De aanhangers van het Koningshuis hebben brede steun onder de gevestigde partijen. Zij zetten zich af tegen de socialisten. Ook het Palingoproer in de Amsterdamse Jordaan van juli 1886 scherpt het sentiment tegen revolutionaire stromingen aan. Het blijkt niet verstandig om een onvriendelijk stuk over de Koning te publiceren. Domela wordt gearresteerd en komt voor de rechter.

Verschillende gebeurtenissen komen bij elkaar: de arrestatie van Domela Nieuwenhuis, de heel bewuste aanvallen op boekwinkels van de socialisten en aanvallen op cafés waar socialisten samenkomen. Domela wordt veroordeeld tot een jaar celstraf en een boete. Het vonnis wordt in hoger beroep bevestigd. 
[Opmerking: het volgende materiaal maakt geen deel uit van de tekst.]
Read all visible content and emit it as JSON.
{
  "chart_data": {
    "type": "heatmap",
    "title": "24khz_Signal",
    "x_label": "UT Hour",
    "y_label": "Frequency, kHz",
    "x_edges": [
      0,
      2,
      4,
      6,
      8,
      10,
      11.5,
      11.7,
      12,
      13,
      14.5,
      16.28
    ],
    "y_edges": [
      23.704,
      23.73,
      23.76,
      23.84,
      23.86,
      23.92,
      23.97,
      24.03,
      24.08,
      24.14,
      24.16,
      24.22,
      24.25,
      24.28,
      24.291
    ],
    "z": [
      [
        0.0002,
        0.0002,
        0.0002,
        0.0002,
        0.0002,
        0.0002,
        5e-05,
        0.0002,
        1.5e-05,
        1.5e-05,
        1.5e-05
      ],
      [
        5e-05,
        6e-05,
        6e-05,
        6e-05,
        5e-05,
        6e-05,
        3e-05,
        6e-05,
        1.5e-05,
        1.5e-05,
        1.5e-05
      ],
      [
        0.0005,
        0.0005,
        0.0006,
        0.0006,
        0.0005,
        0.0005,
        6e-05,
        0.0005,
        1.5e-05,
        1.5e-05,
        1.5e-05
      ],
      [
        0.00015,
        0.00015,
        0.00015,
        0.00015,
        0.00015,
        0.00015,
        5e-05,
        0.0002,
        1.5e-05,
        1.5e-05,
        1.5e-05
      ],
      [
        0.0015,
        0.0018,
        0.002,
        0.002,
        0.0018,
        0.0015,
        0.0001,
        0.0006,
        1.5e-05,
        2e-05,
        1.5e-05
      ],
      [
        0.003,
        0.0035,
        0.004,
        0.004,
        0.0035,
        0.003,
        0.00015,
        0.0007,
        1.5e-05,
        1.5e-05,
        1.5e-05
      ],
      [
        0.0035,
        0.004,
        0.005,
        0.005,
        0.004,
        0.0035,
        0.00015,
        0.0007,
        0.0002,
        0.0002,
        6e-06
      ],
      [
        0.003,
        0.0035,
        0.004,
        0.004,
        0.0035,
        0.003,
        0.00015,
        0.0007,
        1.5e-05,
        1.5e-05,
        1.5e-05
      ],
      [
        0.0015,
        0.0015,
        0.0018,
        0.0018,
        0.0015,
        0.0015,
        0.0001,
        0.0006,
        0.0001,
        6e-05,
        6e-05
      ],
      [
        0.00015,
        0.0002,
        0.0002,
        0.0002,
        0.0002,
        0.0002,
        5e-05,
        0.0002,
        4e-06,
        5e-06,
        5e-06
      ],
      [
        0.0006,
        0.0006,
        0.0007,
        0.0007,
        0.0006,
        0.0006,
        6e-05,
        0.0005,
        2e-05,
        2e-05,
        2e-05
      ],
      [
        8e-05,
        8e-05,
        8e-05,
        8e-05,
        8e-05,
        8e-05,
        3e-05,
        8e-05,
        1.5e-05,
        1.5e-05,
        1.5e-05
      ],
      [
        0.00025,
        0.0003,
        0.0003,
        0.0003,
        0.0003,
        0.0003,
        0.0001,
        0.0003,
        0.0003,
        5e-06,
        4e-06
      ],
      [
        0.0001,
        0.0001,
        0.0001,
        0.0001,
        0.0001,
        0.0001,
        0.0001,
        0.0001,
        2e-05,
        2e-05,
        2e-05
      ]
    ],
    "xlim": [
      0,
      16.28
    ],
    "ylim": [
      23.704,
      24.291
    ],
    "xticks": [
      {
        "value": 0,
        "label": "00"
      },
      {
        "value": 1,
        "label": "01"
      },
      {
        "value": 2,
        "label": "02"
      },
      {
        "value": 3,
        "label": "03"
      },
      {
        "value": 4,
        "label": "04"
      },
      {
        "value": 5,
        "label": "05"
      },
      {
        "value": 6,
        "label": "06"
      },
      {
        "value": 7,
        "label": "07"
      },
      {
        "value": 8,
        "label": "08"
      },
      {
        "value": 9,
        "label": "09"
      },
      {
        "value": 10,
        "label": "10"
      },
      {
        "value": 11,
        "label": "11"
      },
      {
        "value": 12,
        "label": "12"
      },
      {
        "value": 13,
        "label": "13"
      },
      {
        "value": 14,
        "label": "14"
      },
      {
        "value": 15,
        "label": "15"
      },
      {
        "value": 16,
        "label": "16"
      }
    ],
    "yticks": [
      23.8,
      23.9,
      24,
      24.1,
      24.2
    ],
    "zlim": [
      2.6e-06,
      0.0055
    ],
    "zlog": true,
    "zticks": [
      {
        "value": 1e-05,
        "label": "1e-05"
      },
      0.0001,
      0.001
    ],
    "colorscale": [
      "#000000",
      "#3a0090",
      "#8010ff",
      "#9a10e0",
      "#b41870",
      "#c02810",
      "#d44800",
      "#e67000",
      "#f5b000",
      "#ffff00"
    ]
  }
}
Voordat de gevangenisdeur van Wolvenplein achter hem sluit, maakt Domela een ware triomftocht door het land. In verschillende steden haalt een duizendkoppige menigte hem op vanaf de trein. De triomftocht eindigt op donderdag 20 januari 1887 voor de poort van gevangenis Wolvenplein. In eenzaamheid moet F.D.N. zijn dagen gaan doorbrengen, net als alle andere gevangenen. In gevangeniskleren en op klompen moet ook hij elke dag ‘stijfseldoosjes’ plakken. Boeken of kranten worden hem onthouden en brieven worden vernietigd voordat hij ze ontvangt. 
 
Vriend en vijand is er mee in verlegenheid gebracht: het martelaarschap is hem aangedragen en misgund, maar de straf staat niet in verhouding tot zijn misdaad. Hij krijgt gratie op 31 augustus 1887, ter gelegenheid van de verjaardag van prinses Wilhelmina. 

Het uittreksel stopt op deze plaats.